Selon les chiffres avancés, sur les treize enquêtes ouvertes depuis la création de la CPI, neuf concernent des pays africains, contre seulement quatre dans d’autres régions du monde. Pire encore, parmi les sept personnes actuellement détenues, six le sont dans le cadre de procédures liées à des situations africaines, sans avancées tangibles.

Une pression américaine en coulisses

Cette décision intervient après un échange téléphonique entre le sous-secrétaire d’État américain aux Affaires africaines et le ministre tchadien des Affaires étrangères. Washington a exprimé ses réserves sur le fonctionnement de la CPI et encouragé N’Djamena à réévaluer son adhésion au Statut de Rome. Pourtant, le chef de la diplomatie tchadienne, Abdoulaye Sabre Fadoul, a tenu à préciser que cette sortie n’était pas dictée par les États-Unis.

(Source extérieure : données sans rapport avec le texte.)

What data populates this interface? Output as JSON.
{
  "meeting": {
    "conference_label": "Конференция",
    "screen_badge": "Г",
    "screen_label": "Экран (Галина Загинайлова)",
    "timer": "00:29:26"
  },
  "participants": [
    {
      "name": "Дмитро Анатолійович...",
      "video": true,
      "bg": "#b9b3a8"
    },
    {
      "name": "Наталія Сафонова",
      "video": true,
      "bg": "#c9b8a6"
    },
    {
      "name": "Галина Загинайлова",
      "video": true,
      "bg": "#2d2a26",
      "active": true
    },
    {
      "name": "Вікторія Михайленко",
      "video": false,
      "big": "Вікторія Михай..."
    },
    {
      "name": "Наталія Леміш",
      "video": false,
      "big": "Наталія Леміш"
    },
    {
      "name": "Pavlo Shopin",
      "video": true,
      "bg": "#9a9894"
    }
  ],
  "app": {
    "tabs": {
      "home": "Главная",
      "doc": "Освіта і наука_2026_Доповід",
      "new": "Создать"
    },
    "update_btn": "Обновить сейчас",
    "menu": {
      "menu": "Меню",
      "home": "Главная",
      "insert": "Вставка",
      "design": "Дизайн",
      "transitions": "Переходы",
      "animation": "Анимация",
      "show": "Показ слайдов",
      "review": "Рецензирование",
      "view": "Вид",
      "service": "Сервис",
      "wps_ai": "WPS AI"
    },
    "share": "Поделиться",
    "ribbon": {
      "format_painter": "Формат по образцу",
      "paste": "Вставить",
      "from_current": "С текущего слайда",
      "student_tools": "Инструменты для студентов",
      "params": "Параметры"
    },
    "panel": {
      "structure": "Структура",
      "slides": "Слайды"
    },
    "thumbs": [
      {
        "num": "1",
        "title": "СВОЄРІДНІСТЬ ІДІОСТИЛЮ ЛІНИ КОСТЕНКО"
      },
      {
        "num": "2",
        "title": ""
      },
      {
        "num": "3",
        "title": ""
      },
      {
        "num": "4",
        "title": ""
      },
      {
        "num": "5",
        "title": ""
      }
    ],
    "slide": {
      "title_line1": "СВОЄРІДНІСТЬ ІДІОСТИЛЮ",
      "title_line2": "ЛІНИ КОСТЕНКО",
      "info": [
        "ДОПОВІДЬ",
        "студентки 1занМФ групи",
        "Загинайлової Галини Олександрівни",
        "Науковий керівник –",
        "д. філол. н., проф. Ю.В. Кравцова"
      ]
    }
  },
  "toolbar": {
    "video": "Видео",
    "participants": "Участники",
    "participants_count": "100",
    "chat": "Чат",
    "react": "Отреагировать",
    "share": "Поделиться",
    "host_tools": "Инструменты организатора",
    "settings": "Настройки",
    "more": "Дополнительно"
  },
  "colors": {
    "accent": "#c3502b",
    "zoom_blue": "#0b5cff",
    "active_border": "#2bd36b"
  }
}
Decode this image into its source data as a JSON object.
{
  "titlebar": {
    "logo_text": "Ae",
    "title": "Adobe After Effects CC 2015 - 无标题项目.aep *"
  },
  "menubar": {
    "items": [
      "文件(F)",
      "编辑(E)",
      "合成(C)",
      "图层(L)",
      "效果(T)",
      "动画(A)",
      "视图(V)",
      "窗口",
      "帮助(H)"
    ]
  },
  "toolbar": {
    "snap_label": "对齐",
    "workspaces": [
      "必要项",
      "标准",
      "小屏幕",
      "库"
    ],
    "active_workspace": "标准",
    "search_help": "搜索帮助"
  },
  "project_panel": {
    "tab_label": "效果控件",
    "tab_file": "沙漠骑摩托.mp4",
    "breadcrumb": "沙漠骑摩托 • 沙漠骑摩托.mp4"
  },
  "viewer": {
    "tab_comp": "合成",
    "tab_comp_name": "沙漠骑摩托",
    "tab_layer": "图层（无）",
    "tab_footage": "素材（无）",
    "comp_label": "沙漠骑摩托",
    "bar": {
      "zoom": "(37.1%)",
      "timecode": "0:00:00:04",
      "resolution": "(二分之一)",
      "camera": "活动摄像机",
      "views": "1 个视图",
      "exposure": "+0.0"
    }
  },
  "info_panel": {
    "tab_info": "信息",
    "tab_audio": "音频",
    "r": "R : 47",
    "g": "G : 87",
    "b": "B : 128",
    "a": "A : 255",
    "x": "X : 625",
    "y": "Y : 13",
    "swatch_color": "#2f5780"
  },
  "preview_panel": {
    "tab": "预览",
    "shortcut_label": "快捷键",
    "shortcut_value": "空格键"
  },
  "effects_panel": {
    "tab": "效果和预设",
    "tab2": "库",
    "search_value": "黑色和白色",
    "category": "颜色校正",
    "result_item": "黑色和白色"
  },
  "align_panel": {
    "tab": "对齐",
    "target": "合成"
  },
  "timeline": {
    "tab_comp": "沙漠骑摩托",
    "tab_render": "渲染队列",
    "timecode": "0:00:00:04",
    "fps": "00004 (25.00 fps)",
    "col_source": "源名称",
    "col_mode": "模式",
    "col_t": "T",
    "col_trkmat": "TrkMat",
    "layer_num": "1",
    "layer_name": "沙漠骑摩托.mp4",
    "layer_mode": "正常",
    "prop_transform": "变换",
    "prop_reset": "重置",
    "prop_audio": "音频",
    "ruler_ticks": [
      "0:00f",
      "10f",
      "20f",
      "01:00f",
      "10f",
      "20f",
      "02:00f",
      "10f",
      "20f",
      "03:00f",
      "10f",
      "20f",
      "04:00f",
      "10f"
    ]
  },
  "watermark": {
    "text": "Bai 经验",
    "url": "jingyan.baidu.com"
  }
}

Un retrait controversé au regard du conflit soudanais

Le Tchad se retire alors qu’il est pointé du doigt pour son rôle présumé dans l’approvisionnement en armes des Forces de soutien rapide (FSR) du Soudan, via des livraisons en provenance des Émirats arabes unis. En 2025, des ONG ont déposé un signalement auprès de la CPI pour complicité présumée dans des crimes internationaux liés à ce trafic.

L’avocat français Vincent Brengarth, impliqué dans ce dossier, alerte sur les conséquences de ce retrait : « Cette décision fragilise les démarches en cours et risque de laisser impunis des crimes graves, notamment le ciblage systématique de civils et les bombardements aveugles observés dans le conflit soudanais. » Les deux camps belligérants, l’armée soudanaise et les FSR, sont régulièrement accusés de violations massives des droits humains.

Le Venezuela a également annoncé son départ de la CPI vendredi, évoquant un « biais géographique » ayant conduit à une concentration disproportionnée des enquêtes sur des pays africains et latino-américains.